Success in the gym has come from regularly training the bigger exercises such as the squat, deadlift, bench press, overhead press, chin-up and row. Movement patterns are always constant, many people are concerned with getting the perfect six-pack which does not come from hundreds of crunches by the way but from a good diet, this is missing the point.
The core training exercises have their place if done correctly, core strength and stability are key players when it comes to the performance in big lifts. If you have a weak trunk, you will not be able to lift much weight over your head, so it is good to build the core with accessory abdominal movements.
Here are six core exercises that you can use regularly to constantly challenge you and give you an effective workout.
Exercise One: Suspension Rollout
2-3 sets of 8-12 reps.
The anterior core stability challenge of rollouts in general is great, but by using the suspension system you can use your feet instead of your knees. This promotes full body tension. Full body tension is important to other lifts like the overhead press, deadlifts and squats.
Begin on your toes and lean forwards with hands in your straps right below your shoulders. Now reach your hands forwards until your body feels like it is beginning to sag or you feel like you cannot return to the start position. Pause for a moment and then return to the start position.
Do not allow your hips to bend or the hands to return beyond your shoulders. To increase the difficulty, lower the straps and move so your body is parallel to the floor.
Squeeze your glutes as hard as possible during the movement to keep your body in the correct position.
Exercise Two: Plank To Opposite Raise
2 – 3 sets of 45 – 60 seconds.
Planks are one of the best core stability exercises out there and once mastered they can seem pretty pedestrian. Adding in a dynamic component to this anti-extension exercise can make it more difficult as it then requires anti-rotation work.
Begin in a normal plank position, reach a hand out in front of your body and raise the opposite leg 1 – 2 inches from the ground. Hold for 45-60 seconds, return to the start position and repeat with the other limbs. Squeeze your glutes, quads and core to maintain tension, start with shorter work periods if you cannot hold the position very long.
Exercise 3: Chain Resisted Lateral Crawl
2 – 3 sets of 10-15 steps per side.
Crawls are a great exercise group as they really work core stability and put shoulders and hips in a movement pattern that most people will not have used since childhood. Going back to these fundamental patterns is good for the joints and motor programming, adding in a lateral movement to crawls can make them more challenging.
Using chain s for resistance will put a lot of demand on your core and leave the shoulders burning.
Start out in a push-up position with a chain connected to a dip belt at your waist. Cross the back hand over the front hand whilst stepping sideways with your lead foot, be sure to change directions.
Keep the whole body neutral by looking down, resist the urge to move your neck.
Exercise 4: Cross Carry
2 – 3 sets of 20 – 30 steps per side.
This is a farmer’s carry taken to the next level. This movement promotes core strength via anti-extension and anti-flexion, this is also great as it is performed standing, this is also how core muscles are used naturally.

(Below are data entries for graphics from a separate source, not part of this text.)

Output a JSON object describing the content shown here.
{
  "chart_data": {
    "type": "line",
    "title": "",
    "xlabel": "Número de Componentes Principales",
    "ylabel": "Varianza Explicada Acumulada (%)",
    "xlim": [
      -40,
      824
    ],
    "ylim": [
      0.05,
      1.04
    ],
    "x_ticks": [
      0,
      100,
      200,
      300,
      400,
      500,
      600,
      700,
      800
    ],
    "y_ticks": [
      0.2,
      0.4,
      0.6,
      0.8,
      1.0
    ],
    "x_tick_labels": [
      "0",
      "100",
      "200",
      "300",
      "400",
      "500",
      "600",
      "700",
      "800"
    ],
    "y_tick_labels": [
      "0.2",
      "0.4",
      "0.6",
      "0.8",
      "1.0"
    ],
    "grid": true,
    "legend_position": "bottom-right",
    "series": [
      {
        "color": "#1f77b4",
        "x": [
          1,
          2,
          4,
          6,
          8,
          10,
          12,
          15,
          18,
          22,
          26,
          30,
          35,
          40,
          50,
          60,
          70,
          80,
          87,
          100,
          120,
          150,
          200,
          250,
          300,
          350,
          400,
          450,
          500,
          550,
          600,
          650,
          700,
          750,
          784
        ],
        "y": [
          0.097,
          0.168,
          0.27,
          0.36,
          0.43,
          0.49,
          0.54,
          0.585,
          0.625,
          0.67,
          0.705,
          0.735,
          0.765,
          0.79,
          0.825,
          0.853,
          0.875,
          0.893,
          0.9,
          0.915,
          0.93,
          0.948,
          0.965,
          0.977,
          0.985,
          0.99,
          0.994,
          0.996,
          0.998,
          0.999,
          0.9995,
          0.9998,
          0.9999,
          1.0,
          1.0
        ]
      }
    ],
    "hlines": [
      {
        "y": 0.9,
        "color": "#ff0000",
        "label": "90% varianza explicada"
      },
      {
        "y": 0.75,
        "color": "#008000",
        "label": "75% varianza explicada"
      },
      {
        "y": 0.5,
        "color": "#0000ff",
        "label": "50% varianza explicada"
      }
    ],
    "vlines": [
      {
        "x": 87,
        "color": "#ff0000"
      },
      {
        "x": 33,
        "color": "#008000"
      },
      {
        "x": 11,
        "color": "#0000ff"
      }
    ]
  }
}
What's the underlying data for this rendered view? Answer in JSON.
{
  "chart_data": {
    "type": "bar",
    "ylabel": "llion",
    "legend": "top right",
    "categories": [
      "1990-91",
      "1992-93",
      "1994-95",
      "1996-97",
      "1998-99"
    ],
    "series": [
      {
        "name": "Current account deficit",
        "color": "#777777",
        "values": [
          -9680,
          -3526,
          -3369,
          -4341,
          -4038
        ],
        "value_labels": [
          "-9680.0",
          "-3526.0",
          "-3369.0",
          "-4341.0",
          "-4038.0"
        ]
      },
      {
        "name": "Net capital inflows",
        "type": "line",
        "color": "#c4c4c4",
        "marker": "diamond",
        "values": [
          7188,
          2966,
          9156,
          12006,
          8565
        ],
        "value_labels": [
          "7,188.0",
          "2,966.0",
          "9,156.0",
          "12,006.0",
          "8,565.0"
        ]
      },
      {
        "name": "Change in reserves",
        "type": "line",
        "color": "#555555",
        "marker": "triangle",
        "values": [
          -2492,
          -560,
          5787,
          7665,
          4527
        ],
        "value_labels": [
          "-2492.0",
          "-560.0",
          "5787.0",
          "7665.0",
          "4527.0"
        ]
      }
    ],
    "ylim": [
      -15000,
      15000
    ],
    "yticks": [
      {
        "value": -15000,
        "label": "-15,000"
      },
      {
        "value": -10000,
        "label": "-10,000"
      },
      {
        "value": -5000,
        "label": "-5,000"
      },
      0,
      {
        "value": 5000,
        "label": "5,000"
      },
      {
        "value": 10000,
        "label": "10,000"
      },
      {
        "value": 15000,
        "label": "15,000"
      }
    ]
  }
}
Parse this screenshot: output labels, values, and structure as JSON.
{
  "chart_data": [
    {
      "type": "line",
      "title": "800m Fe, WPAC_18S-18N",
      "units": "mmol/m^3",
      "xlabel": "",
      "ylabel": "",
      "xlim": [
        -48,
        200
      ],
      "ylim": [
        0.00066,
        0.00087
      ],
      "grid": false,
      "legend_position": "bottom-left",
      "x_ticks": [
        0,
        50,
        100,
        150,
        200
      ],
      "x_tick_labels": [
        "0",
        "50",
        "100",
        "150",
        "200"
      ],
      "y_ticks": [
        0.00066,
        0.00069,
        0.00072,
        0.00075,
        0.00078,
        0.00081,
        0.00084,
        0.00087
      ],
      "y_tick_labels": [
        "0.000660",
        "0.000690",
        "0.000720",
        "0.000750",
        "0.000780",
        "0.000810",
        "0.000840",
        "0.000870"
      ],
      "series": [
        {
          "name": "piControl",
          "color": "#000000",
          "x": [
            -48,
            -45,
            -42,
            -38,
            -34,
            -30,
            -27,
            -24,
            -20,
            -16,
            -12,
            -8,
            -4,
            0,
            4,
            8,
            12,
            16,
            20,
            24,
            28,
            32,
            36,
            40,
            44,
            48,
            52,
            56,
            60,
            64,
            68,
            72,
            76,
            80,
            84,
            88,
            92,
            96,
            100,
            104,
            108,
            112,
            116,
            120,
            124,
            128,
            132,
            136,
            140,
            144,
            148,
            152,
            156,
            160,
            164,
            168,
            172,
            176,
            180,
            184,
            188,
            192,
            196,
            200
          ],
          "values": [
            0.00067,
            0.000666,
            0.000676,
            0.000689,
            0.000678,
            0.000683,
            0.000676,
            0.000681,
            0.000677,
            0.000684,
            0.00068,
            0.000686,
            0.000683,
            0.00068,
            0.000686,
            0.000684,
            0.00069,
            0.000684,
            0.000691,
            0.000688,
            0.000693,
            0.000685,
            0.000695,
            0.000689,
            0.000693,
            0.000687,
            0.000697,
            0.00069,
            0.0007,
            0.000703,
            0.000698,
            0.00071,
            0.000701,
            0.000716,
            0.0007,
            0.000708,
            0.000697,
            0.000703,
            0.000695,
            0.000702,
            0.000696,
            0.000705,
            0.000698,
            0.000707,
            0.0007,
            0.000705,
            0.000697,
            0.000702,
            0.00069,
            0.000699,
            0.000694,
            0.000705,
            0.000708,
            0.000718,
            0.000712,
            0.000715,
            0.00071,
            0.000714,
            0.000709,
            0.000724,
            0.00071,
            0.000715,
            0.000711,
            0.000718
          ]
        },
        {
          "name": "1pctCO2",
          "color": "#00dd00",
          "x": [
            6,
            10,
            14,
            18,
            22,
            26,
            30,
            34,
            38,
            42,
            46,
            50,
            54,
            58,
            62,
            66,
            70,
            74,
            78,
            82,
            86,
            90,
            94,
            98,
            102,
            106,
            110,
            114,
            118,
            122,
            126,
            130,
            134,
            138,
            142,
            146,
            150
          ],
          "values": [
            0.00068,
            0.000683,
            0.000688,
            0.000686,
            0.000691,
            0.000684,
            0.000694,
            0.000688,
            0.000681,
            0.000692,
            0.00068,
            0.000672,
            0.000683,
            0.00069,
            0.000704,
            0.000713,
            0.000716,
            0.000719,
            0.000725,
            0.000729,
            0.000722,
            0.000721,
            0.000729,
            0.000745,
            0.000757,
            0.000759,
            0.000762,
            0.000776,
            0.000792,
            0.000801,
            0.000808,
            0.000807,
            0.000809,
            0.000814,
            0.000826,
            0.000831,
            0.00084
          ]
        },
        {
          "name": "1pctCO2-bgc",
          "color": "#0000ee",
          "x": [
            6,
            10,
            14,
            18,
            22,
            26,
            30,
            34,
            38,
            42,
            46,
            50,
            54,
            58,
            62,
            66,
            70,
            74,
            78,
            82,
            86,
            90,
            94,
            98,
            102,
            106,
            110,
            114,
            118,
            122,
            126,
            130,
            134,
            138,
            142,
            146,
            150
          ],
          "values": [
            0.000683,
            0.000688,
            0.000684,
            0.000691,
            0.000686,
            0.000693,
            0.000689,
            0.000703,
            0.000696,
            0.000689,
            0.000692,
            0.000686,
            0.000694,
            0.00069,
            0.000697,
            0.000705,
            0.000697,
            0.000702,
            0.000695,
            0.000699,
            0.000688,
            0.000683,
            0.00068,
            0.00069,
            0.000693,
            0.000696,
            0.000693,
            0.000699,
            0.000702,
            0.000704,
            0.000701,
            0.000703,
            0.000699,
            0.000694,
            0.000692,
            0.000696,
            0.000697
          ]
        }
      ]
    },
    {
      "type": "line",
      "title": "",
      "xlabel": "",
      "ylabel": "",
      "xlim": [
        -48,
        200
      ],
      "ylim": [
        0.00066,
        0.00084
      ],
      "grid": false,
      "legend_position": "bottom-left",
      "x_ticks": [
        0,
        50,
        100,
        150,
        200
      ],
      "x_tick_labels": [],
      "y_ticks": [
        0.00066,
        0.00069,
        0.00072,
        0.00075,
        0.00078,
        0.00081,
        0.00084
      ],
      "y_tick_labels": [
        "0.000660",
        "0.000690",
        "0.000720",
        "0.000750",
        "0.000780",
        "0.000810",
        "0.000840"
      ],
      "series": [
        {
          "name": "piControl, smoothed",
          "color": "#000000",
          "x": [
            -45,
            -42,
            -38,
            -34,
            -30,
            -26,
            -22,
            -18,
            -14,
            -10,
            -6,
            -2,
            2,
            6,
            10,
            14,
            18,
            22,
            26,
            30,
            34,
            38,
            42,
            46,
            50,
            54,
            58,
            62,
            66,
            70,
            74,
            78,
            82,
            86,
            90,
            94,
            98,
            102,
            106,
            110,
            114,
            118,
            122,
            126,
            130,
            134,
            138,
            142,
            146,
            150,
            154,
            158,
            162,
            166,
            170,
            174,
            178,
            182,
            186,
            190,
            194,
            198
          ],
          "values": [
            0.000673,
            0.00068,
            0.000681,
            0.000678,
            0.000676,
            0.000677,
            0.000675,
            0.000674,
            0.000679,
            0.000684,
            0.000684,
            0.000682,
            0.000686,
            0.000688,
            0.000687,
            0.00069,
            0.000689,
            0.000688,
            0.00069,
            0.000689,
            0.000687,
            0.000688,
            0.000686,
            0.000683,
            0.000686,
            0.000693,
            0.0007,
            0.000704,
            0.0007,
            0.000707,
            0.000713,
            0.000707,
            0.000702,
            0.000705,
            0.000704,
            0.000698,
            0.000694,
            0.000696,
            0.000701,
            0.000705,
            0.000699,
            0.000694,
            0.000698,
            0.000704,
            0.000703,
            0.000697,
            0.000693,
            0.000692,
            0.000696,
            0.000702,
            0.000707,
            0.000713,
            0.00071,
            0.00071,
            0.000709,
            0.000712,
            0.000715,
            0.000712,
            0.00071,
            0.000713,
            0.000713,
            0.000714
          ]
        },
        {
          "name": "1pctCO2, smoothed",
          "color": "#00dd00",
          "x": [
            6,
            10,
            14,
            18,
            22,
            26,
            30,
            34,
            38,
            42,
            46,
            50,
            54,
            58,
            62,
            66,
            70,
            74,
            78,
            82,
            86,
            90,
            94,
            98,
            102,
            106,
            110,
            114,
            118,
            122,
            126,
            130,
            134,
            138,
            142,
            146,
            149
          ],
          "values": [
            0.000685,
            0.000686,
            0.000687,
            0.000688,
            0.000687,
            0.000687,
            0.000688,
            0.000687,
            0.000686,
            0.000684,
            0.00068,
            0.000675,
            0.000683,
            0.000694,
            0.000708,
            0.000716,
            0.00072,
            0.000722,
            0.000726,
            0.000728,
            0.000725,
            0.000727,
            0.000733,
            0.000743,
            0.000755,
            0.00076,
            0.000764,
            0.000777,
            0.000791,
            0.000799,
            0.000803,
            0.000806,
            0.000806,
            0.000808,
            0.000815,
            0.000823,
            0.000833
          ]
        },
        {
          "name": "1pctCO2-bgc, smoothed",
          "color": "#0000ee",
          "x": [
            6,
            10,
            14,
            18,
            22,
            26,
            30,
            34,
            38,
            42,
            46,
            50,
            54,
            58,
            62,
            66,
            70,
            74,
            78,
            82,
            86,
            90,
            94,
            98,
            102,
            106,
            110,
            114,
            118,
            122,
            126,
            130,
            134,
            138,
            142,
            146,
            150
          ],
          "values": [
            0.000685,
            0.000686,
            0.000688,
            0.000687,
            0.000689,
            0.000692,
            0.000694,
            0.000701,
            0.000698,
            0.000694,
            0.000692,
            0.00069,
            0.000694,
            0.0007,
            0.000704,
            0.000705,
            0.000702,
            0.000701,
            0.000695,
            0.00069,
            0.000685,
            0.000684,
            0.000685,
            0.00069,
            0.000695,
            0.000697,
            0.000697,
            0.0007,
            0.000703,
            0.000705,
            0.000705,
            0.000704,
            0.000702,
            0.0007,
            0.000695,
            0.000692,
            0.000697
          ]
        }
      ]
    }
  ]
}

Start by holding a kettlebell in each hand, one should be 2-3 times lighter than the other. Push the lighter one above your head in the bottoms-up position, the heavier one should be held at your side like you would hold a suitcase. Walk forwards whilst maintaining an upright position, after 20 – 30 steps swap the kettlebells around and walk back holding the lighter kettlebell in your other hand above your head.
Walk normally trying not to lean one way or the other so as to keep a vertical spine.
Exercise 5: Sliding Inchworm
2 – 3 sets of 8 – 10 reps.
A reverse crunch variation with a walk out, this combo will work the entire anterior core which includes the upper and lower abs, this will also blast your shoulders whilst crawling too.
Start in a push-up position with your feet on something able to glide along the floor. Push your hips to the ceiling, pulling your toes to your hands. Once the hips are up as high as they can go without changing spine alignment or placing too much tension on your hamstrings, walk your hands out to return to the starting position. Add a push-up at the bottom to make it harder.
To get the full effect of the reverse crunch, move your hips up by pushing your toes to the floor.
Exercise 6: Wide-Stance Rope Rotation
2 – 3 sets of 10 – 15 reps per side.
Any good core program would feel empty without some oblique work, this exercise improves overall core stability and really hits this area.
Stand to the side of a cable stack with your feet much wider set than your shoulder width and the rope attachment should be at shoulder height. Keep your arms straight and pull the rope across your body and return it under full control, the spine should remain vertical during this process.
Keep the hips as still as possible whilst doing this exercise, when you rotate the hips, the obliques are no longer doing the heavy lifting.
These are some of the best core exercises I have ever used when it comes to improving performance.